Nachdem wir zwei Wochen gespielt haben ist das von Eileen gebrachte Bier alle und ich gehe wieder in einem Gitarrensolo zum Tresen um Nachschub zu holen. Diesmal schüttelt sie mit dem Kopf, wedelt mit den Armen und holt mich hinter den Tresen (Potzblitz, welche Umkehrung). Sie schreit mir ins Ohr (lautes Gitarrensolo) das Bier laufe schon wieder nicht richtig (jaja, plötzlich ist sie verwöhnt diesbezüglich). Ich solle mal schauen. Bin wohl nun der Schankanlagenbeauftragte. Ist aber leicht – CO2-Flasche ist leer. Sie ergreift Veranlassung, ich habe kein Bier, Gitarrensolo ist gleich zu Ende. Da fasst mich auf dem Rückweg ein Musikfreund und muss mir unbedingt Fotos auf seinem Handy zeigen. Ich erkläre dass das terminlich ganz schlecht ist, er hält mich aber fest und zeigt mir Crayfish Live-Fotos von 2004 (Gab es da überhaupt schon Smartphones?). Das ist der Hammer, aber da ich auf die Bühne und singen muss geht mir diese historische Chance leider durch die Lappen. Ich habe ihn nie wieder gesehen.

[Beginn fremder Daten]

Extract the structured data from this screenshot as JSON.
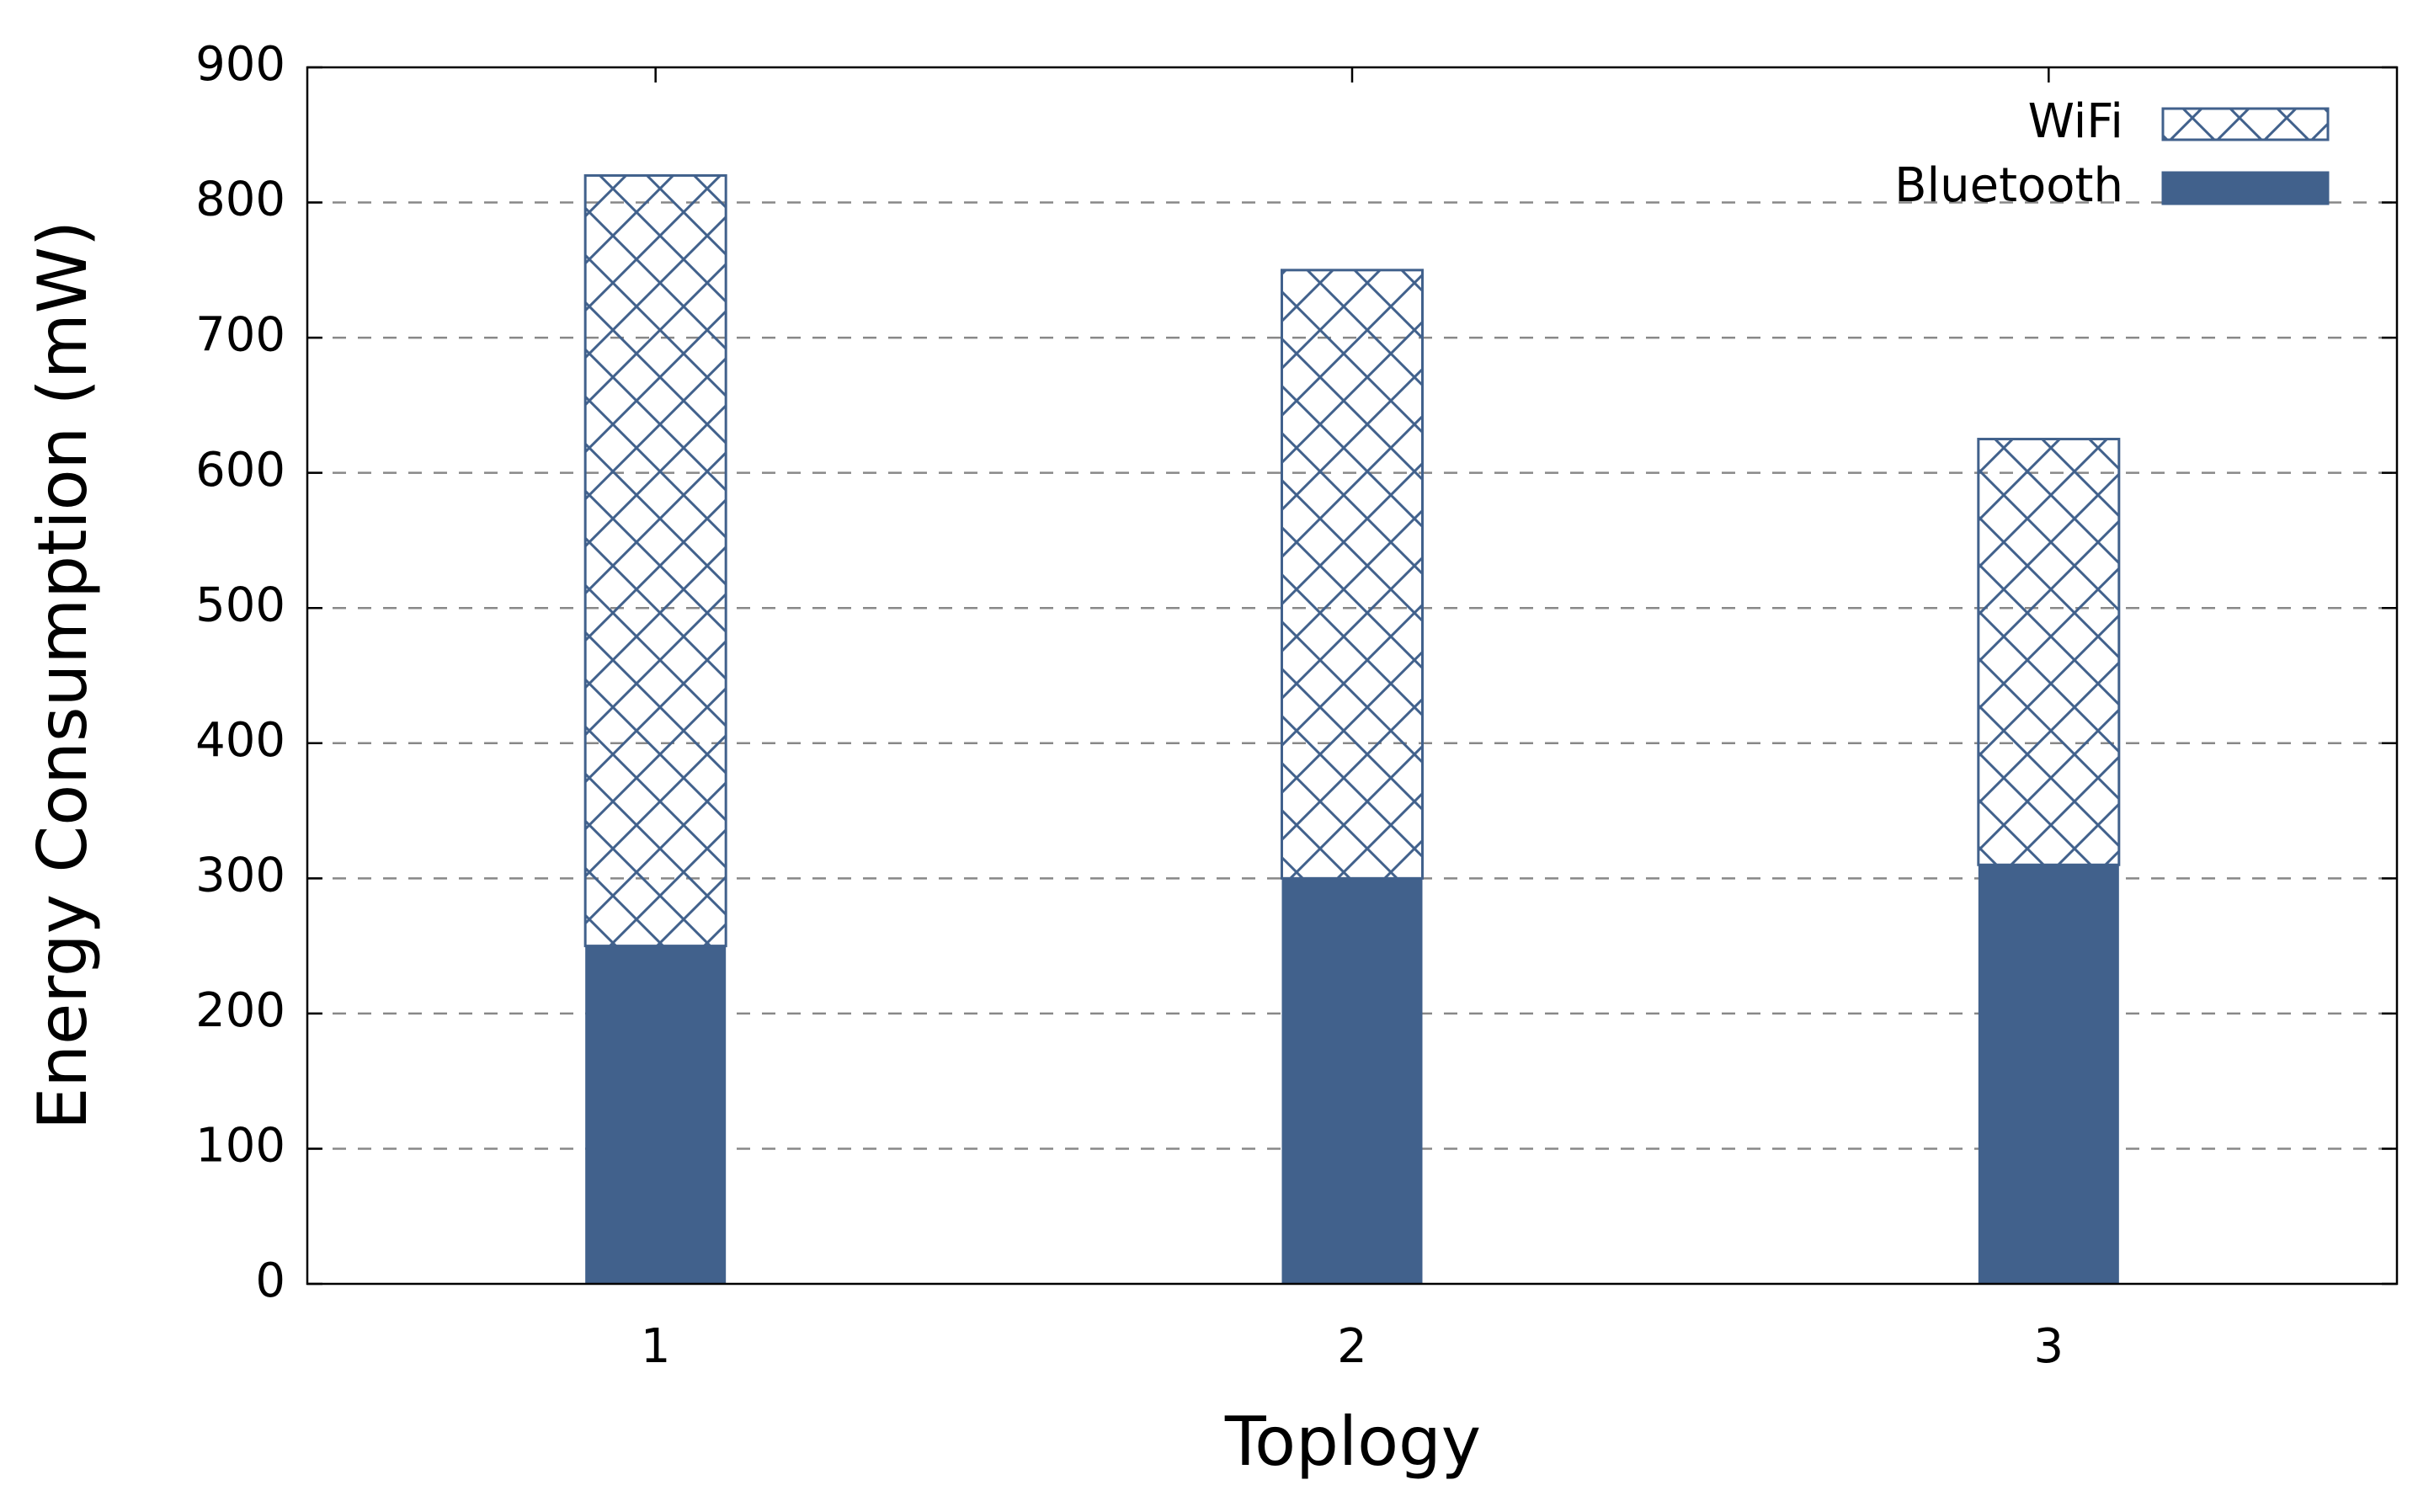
{
  "chart_data": {
    "type": "stacked_bar",
    "x_label": "Toplogy",
    "y_label": "Energy Consumption (mW)",
    "categories": [
      "1",
      "2",
      "3"
    ],
    "series": [
      {
        "name": "Bluetooth",
        "color": "#41618c",
        "pattern": "solid",
        "values": [
          250,
          300,
          310
        ]
      },
      {
        "name": "WiFi",
        "color": "#41618c",
        "pattern": "crosshatch",
        "values": [
          570,
          450,
          315
        ]
      }
    ],
    "ylim": [
      0,
      900
    ],
    "yticks": [
      0,
      100,
      200,
      300,
      400,
      500,
      600,
      700,
      800,
      900
    ],
    "grid": true,
    "legend": "top-right"
  }
}
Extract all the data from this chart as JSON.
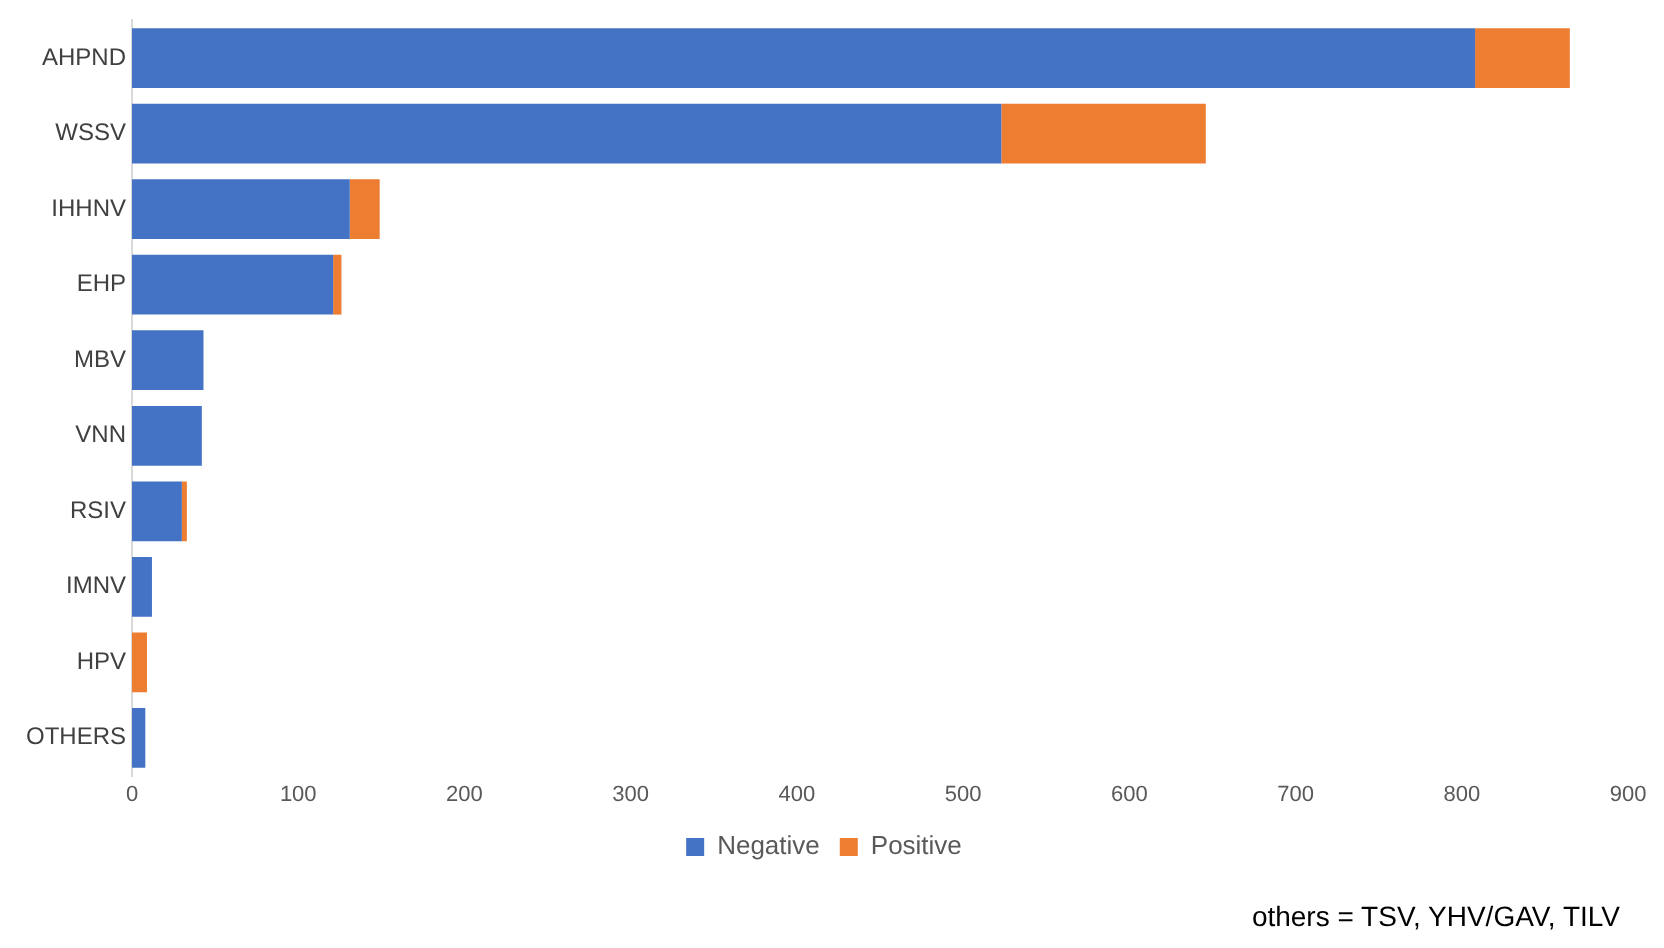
{
  "chart_data": {
    "type": "bar",
    "orientation": "horizontal",
    "stacked": true,
    "categories": [
      "AHPND",
      "WSSV",
      "IHHNV",
      "EHP",
      "MBV",
      "VNN",
      "RSIV",
      "IMNV",
      "HPV",
      "OTHERS"
    ],
    "series": [
      {
        "name": "Negative",
        "color": "#4472c4",
        "values": [
          808,
          523,
          131,
          121,
          43,
          42,
          30,
          12,
          0,
          8
        ]
      },
      {
        "name": "Positive",
        "color": "#ed7d31",
        "values": [
          57,
          123,
          18,
          5,
          0,
          0,
          3,
          0,
          9,
          0
        ]
      }
    ],
    "xlim": [
      0,
      900
    ],
    "xticks": [
      0,
      100,
      200,
      300,
      400,
      500,
      600,
      700,
      800,
      900
    ],
    "grid": false,
    "legend": "bottom",
    "annotations": [
      "others = TSV, YHV/GAV, TILV"
    ]
  }
}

Nach Vollzug von Abbau und Konzertabrechnung kann ich noch ein paar Worte mit Udo wechseln zum Vorfall, obwohl ich gar nicht recht weiß ob ich das möchte. Aber irgendwie doch, Udo ist fast Familie für mich. Zur Politik diskutieren wir gar nicht. Aber zur Schwulen-Problematik. Er erzählt mir von einem Erlebnis. Als junger Mensch, DDR-Zeit, Zug-Fahrt, er allein in einem Abteil. Einer kommt rein und fragt ob noch frei wär. Udo sagt – klar! Der setzt sich rein. Und fängt dann an Udo massiv anzubaggern, dann anzufassen, und dann verbal unteriridisch anzugraben (lass ich hier weg). Damit will Udo seinen Schwulenhass entschuldigen. Es ist sehr spät und alle sind geschafft. Ich sage: „Jetzt hörst Du mir mal zu! Das was Du da erlebt hast machen sehr sehr viele Frauen jeden Tag durch, die müssen das immer neu erleben und damit klarkommen, und kein Mensch fragt danach. Das ist für viele Männer total normal. Du durftest mal erleben, wie es denen immer geht. Jetzt nimm diese Information mit heim in Dein Bett und schlaf mal drüber.“
Bei Abbau und Abreise waren wir alle etwas durch den Wind. Gar nicht unsere Art. Hust. Nein diesmal war es wirklich – anstregend. Es ist jetzt eine Woche vergangen, da ich das hier tippe. Und ich bin immer noch stinksauer, betrübt, vollwutig, traurig, unschlüssig, verwirrt, und verliebt in den Hund. Jedenfalls schlug unsere Zerstreutheit wieder zu. Bei Ausladung stellten wir fest, dass erstens des F Rucksack mit Klamotten, Tablet und Dokumenten fehlte. Zweitens mein Rucksack mit Klamotten und Dokumenten. Bei Telefonat am nächsten Morgen zeigte sich alles als in Arnstadt sichergestellt. Plus unser Backdrop. Das ist der große Lappen, der hinter der Band an der Wand hängt und auf dem „Crayfish“ steht. Den haben wir auch vergessen. Das ist uns noch nie passiert.
Der F fuhr Sonntag nach Arnstadt und holte alle Vergessenen ab.
* An alle Hobbyzapfer: Nicht dass jetzt jeder, der eine hat, seine Zapfanlage auf 1,8 bar CO2-Druck einstellt bloß weil ich das hier erzähle! Das war für diesen Einzelfall korrekt. Sucht im Zweifel Fachberatung!